6. U blijft nog zeker 2 jaar als Directeur DMO. Wat kunnen we in die periode verwachten?
"Ik ga niet achteroverleunen of 'uitdrijven'. Dat ligt niet mijn aard en daarvoor zijn de uitdagingen te groot. Samen moeten we aan de slag om de DMO nog beter te maken voor haar belangrijke taak: de krijgsmacht voorzien van de best mogelijke IT en materieel. Een aantal DMO'ers is nu bezig met een sterkte / zwakte-analyse. Daar moeten we uit halen hoe we nog beter de uitvoering van de Defensievisie 2035 kunnen ondersteunen. In lijn daarmee moeten we bijdragen aan de Defensienota die een nieuw kabinet ongetwijfeld gaat opstellen.
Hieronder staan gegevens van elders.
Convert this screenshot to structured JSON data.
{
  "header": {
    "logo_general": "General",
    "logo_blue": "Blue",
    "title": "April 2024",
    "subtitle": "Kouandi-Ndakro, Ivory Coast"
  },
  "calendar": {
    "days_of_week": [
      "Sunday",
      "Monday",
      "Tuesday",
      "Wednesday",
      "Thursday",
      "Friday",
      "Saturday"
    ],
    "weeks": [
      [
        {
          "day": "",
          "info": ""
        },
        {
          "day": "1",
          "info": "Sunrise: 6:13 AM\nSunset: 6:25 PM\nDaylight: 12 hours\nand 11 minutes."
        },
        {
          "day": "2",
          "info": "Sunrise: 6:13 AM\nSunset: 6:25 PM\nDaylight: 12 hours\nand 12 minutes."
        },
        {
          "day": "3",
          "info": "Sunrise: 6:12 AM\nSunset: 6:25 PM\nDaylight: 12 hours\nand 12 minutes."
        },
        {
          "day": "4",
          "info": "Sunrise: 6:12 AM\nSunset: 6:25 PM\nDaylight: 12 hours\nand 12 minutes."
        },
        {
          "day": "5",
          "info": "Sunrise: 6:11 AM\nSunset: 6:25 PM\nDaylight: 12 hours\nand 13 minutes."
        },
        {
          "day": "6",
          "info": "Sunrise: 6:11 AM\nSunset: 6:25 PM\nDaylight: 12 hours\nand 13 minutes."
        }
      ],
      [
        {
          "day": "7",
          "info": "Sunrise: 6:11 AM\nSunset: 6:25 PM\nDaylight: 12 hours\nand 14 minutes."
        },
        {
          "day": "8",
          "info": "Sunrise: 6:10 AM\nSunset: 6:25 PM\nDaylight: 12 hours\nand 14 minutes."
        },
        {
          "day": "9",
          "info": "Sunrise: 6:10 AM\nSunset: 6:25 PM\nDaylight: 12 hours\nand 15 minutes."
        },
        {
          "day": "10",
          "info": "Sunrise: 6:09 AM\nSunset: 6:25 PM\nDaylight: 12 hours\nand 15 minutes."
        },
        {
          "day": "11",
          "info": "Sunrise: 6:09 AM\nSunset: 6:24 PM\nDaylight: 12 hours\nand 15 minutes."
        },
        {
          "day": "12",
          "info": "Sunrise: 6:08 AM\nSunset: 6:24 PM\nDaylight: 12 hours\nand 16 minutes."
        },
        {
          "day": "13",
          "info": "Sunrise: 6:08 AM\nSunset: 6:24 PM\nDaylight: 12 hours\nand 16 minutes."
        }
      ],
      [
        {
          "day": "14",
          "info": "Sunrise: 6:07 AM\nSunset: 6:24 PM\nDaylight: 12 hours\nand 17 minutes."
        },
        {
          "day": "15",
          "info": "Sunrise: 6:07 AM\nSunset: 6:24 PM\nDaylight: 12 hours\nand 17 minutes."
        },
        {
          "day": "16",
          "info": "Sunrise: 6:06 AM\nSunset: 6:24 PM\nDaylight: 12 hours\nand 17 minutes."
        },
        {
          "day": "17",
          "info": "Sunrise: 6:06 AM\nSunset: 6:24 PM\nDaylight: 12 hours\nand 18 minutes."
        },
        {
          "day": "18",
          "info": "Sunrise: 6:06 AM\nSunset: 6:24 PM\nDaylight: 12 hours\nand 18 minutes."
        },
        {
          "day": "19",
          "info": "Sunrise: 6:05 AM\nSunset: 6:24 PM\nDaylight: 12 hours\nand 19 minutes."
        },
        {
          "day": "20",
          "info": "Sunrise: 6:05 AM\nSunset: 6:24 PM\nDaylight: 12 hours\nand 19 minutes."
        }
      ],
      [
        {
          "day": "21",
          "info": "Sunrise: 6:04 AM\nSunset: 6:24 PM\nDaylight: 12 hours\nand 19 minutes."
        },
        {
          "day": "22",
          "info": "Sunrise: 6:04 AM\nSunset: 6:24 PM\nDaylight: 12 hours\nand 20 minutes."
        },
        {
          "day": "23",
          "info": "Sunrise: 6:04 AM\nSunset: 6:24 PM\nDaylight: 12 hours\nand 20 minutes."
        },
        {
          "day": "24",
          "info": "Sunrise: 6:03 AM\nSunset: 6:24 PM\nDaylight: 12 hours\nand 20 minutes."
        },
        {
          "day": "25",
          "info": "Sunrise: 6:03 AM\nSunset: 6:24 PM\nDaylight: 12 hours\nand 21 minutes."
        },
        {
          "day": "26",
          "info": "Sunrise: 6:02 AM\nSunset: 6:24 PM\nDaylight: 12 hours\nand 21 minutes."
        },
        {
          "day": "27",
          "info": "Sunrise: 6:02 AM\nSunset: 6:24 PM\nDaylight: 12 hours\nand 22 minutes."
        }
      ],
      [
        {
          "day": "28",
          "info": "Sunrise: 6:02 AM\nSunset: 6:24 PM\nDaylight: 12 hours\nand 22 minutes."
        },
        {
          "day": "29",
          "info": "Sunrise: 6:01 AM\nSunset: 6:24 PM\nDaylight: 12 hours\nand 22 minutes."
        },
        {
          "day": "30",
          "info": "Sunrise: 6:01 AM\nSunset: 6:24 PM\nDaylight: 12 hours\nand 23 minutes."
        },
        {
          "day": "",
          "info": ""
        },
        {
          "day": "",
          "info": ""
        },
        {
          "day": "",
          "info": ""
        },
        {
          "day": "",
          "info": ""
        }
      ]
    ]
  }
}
Want dat wordt het 'stratenboek' voor de komende jaren. Ook gaan we verder investeren in onze menskracht; we hebben een mooi strategisch personeelsplan. Maar ook hier geldt: hebben is 1, er mee aan de slag gaan is 2. Dat doen we ook al; maar daar moeten we de komende jaren nog forse stappen in maken. Dat is het verankeren van sociale innovatie in onze menskracht. De lijn doortrekken van wat wij in de afgelopen jaren hebben gedaan, daar ga ik graag samen met de DMO'ers met energie en in volle overtuiging mee aan de slag."
7. Stel: u wordt in 2035 uitgenodigd op een reünie bij de DMO: hoe ziet de organisatie er dan uit en welke positie neem de DMO dan in bij Defensie/de krijgsmacht?
“Als ik 14 jaar vooruit zou kunnen kijken en de wereld voorspellen, dan zou ik in heel veel denktanks worden uitgenodigd. Maar dat voorspellen is heel lastig; kijk maar naar vorig jaar. Begin 2020 dachten we nog dat Corona alleen een biertje was en nu weten we dat het ook iets heel anders is, wat ons leven behoorlijk op zijn kop heeft gezet. Als ik dan toch een vergezicht schets: dan is dat het echt inkleuren van het gouden ecosysteem. We werken in 2035 naadloos samen met andere partijen. We hebben een goede en slimme balans tussen ademen met de buitenkant en beschermen wat echt geheim moet blijven. De Kromhoutkazerne is bij wijze van spreken een MINDBase in het groot geworden. De DMO is daarmee in de jaren '30 een voorloper zonder weerga geworden. Wij weten de weg in het ecosysteem, hebben een zeer diverse en inclusieve inslag waarmee we in de verbinding en creativiteit het verschil maken. Daarmee zien we kans om onze militairen snel uit te rusten met nieuwe spullen en techniek. Als wij als DMO in de flow blijven, dan weet ik zeker dat als ik, als 74-jarige oudgediende, nog een kop koffie mag komen drinken op de Kromhout MINDBase, ik een super trotse, gemotiveerde DMO aantref die onverminderd de verbinding maakt tussen willen en kunnen.”